I have found the ESV is not as easy to read orally; well, that is only half the problem, the other side is that it is harder to follow orally. A few of the worst examples were corrected in the 2007 revision, but some still remain. Sometimes it is word order and sometimes the term itself is problematic. One simplistic example is Psalm 132:12 “If your sons keep my covenant and my testimonies that I shall teach them, their sons also forever shall sit on your throne.” Note where the word “forever” sits in the sentence. Reading it aloud helps to identify the awkwardness.
HCSB (Holman Christian Standard Bible) or now CSB
What initially attracted me to HCSB was that used “Yahweh” for the name of God in the Old Testament. Only the New Jerusalem Bible (Roman Catholic translation) had done so previously. Sadly, HCSB does not do so throughout, and as noted in an earlier post, there is inconsistency within the same verses of the OT.
But HCSB is a good contender for other areas of translation. While it retains some of the more difficult English words Often called “biblish”), i.e. “propitiation” (Romans 3:25), the editors have marked them with a bullet symbol so that it can be looked up in the appendix. Aside from that, the HCSB is a relatively smooth reading translation. In many areas it reduces the sentence length, which helps readability and oral comprehension. And yet, in critical New Testament passages, sometimes sentence length is too long. But this is not nearly as bad as ESV sentence length (i.e. Ephesians 1:3-14).
GW (God’s Word)
This translation might be the most controversial, and that may make it the most useful in some contexts. Through field testing with congregations in the early 1990’s, it was determined not to use ”specialized language” (i.e. biblish), substituting words or phrases that might be more easily understood. This means that the flow of the text is very good, but there are some terms and passages that long term Christians might not readily accept (“because it doesn’t sound like I remember”—and that is true).

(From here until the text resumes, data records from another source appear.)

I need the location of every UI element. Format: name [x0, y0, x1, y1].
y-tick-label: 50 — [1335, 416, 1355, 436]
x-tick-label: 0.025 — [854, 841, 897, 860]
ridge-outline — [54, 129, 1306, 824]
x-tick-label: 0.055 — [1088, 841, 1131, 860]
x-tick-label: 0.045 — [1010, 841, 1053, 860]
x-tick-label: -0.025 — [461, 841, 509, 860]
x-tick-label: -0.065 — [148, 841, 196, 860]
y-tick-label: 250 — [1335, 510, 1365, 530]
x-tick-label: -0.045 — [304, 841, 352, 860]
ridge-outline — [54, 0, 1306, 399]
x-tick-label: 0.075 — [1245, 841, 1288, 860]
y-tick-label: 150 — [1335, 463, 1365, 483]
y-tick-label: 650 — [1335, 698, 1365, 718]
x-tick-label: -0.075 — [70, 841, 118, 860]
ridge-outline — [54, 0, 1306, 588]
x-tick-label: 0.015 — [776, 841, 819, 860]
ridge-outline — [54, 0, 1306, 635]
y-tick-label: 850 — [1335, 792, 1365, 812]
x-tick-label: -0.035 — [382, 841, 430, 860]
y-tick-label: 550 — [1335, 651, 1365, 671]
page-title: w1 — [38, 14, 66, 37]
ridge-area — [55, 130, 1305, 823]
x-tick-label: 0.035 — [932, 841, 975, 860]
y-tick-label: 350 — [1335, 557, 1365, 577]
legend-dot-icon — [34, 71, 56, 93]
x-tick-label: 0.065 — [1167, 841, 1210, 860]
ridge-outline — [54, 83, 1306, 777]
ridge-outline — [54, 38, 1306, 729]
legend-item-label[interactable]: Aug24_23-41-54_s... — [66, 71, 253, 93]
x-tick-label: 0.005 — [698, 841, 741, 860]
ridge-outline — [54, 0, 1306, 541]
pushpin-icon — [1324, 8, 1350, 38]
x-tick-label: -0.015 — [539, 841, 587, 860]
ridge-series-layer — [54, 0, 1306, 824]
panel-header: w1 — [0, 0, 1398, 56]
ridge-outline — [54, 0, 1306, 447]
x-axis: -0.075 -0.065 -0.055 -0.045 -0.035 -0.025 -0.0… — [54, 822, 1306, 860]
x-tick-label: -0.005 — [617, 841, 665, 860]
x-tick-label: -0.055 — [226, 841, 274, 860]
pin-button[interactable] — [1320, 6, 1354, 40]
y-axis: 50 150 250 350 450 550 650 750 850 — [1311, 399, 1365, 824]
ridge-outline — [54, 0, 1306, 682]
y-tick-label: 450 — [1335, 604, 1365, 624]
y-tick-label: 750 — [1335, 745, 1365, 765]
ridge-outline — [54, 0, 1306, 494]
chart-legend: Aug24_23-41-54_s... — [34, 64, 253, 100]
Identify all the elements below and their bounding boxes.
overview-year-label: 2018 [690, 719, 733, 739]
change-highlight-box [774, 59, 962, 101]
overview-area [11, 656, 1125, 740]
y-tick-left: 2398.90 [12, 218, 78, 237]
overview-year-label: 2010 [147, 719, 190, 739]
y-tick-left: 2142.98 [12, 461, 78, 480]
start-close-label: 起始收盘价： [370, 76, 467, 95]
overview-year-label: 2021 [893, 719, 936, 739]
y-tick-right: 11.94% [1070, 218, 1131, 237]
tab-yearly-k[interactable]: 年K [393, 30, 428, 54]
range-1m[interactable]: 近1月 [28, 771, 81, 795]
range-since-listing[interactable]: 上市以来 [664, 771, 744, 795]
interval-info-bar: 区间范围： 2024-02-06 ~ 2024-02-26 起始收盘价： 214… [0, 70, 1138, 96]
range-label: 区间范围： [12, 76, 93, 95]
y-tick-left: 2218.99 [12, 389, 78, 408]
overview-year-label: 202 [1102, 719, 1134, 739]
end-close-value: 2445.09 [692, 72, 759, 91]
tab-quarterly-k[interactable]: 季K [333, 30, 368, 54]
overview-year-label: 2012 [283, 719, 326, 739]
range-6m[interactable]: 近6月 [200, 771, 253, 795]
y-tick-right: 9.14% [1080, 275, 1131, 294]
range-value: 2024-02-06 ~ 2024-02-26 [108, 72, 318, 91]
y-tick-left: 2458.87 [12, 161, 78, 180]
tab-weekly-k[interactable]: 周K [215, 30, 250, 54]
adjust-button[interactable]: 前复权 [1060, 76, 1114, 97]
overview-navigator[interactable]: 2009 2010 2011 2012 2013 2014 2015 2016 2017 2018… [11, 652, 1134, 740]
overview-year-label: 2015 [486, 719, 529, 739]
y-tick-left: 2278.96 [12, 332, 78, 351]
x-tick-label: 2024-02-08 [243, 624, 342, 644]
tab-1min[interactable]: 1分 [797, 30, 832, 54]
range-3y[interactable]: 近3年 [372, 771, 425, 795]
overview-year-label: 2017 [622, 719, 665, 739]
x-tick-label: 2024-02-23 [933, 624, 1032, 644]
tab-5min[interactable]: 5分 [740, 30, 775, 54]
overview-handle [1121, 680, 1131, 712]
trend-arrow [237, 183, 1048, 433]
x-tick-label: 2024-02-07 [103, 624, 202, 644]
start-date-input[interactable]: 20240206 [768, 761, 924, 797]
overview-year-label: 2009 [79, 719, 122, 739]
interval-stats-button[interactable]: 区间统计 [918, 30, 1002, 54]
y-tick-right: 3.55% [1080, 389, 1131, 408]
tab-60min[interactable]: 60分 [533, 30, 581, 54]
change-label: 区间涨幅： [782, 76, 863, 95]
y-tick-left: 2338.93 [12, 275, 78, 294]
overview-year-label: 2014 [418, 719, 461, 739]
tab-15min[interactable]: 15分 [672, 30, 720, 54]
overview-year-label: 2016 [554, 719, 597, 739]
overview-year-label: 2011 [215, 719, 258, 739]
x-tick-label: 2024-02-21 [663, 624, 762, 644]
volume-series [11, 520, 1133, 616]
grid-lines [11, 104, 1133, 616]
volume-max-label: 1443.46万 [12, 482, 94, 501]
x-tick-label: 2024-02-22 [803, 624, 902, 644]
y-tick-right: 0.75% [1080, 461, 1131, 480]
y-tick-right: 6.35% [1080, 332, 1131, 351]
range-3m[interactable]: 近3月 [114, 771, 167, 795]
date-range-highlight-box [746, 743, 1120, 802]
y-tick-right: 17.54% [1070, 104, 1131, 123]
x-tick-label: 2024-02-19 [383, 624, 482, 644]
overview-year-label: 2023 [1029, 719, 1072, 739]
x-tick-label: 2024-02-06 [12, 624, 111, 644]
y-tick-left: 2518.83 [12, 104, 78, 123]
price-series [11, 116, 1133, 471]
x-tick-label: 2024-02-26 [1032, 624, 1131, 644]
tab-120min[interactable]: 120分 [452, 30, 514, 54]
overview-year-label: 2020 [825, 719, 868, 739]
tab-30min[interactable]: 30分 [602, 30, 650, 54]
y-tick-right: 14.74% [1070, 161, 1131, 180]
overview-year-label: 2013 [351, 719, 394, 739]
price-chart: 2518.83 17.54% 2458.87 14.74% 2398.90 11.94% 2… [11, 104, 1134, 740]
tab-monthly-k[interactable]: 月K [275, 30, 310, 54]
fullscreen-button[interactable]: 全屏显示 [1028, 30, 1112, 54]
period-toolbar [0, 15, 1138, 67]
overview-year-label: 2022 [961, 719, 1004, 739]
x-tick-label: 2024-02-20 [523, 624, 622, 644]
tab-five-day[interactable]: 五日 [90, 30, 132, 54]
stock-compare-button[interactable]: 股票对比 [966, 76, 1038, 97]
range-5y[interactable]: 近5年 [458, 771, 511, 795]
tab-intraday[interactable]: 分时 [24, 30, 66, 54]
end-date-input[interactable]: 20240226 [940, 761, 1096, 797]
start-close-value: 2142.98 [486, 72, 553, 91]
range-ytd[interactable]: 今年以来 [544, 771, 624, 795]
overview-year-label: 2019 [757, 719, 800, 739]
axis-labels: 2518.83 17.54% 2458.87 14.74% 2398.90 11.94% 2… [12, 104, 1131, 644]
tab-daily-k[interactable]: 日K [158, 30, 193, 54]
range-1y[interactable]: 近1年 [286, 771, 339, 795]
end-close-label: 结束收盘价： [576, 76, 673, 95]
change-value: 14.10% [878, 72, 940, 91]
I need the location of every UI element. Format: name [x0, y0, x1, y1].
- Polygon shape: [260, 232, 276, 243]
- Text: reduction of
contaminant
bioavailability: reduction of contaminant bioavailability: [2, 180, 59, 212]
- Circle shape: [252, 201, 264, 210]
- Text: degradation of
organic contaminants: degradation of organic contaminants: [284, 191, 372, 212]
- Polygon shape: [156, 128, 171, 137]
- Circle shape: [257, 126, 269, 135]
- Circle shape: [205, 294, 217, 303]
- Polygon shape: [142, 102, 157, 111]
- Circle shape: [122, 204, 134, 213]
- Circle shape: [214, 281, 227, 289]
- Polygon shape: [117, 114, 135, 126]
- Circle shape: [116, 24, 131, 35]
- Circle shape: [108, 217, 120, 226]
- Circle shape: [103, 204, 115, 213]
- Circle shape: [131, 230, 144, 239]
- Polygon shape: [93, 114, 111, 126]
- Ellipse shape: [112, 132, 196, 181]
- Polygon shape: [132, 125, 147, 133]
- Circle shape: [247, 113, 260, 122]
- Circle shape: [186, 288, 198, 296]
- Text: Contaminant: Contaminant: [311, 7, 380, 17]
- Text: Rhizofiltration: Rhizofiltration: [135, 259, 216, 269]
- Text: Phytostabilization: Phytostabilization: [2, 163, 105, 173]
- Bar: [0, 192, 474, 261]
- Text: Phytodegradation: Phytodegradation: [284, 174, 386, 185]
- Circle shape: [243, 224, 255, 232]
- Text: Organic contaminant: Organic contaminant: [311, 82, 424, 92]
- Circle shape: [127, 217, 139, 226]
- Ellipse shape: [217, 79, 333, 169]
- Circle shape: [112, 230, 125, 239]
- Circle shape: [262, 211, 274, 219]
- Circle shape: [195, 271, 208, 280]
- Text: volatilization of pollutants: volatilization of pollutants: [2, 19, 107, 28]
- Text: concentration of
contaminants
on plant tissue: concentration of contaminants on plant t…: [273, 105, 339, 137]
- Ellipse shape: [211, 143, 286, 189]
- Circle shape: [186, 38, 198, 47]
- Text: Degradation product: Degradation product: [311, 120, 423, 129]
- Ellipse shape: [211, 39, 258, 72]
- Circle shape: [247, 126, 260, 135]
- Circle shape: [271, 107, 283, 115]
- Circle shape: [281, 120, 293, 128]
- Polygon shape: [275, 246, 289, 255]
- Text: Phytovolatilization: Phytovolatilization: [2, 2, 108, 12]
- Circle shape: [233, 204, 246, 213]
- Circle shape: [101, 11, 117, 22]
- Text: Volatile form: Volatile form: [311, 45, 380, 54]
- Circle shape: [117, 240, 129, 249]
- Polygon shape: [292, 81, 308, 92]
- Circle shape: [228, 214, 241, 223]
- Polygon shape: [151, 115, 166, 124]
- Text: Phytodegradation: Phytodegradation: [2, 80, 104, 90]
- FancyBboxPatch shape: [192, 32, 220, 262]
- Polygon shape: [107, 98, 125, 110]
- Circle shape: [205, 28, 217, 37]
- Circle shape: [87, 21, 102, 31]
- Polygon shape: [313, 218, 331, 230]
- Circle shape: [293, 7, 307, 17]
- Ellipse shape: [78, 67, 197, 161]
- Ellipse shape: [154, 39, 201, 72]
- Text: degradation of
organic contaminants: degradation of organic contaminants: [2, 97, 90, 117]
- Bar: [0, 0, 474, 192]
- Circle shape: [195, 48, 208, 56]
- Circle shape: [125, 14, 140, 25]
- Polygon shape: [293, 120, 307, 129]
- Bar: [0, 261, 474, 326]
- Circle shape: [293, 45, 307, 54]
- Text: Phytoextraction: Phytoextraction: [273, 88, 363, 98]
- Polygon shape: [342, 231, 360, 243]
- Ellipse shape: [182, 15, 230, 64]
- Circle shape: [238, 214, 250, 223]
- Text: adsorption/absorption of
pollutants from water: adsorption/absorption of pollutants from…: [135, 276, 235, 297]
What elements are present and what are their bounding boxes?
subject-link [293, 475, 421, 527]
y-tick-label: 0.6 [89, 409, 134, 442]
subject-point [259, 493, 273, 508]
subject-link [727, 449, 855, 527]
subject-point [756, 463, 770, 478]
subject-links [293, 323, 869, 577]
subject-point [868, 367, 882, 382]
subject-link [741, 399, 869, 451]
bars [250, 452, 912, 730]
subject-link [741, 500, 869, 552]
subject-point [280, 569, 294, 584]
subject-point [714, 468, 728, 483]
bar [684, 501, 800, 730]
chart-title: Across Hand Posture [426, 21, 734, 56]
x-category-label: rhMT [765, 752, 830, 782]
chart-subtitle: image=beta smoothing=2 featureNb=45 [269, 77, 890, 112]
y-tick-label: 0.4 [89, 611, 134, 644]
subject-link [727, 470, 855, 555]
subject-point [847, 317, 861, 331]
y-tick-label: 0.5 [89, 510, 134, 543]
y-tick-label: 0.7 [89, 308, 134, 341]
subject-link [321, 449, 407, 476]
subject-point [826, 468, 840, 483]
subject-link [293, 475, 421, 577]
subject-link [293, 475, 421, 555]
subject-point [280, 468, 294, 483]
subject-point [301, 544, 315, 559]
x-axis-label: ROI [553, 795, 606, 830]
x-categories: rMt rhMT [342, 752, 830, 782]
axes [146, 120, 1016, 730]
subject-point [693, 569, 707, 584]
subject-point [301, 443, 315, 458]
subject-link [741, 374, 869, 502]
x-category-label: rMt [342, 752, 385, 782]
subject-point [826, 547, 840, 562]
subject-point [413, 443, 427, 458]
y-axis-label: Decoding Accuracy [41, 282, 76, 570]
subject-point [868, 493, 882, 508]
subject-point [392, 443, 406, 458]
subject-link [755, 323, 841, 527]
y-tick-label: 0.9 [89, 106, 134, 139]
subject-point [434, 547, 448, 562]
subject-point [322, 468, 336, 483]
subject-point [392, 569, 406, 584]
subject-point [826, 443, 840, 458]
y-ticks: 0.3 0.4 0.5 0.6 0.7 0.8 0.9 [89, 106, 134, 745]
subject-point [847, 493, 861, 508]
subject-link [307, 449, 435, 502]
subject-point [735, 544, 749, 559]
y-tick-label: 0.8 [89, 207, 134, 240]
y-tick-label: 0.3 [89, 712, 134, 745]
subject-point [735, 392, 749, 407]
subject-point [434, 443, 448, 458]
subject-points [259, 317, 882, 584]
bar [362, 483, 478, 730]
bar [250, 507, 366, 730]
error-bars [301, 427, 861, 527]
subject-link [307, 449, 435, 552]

The two most common changes: in the New Testament rather than translating δικαιοσουνη as “righteousness” it is translated as “God’s approval,” and χαρις is not translated as “grace” rather “kindness” (but in footnotes “grace” is given). Ironically “righteousness” is retained in the Old Testament (for צדכה). I served congregations from 1987 to 1995 that were involved in testing this translation. The last revision in 1992 still had “righteousness” and “grace” but we were not aware of the final change to “God’s approval” and “kindness” until the publication in 1995. I am still of the opinion that they should have been retained. However, having used it in various contexts over the past 17 years, I have accepted that decision.
Now, with that out of the way, GW is still a decent translation, and in my opinion much better than NLT. It is the most readable of any English translation, and an oral stylist was used throughout the process. It shows. Another important factor is the single column layout that makes easier reading, and it also gives a visible clue to relationships especially in the poetic sections of the Hebrew Old Testament. At the current church I serve we have used GW Gospel of John booklets to witness to new people. This is critical because we live in an area where the unchurched population is ~95%, no or little church background for most.
Okay, so this is my biased initial overview of the translations. Each has some strengths, each has some weaknesses. This series will look at a few of them in each translation.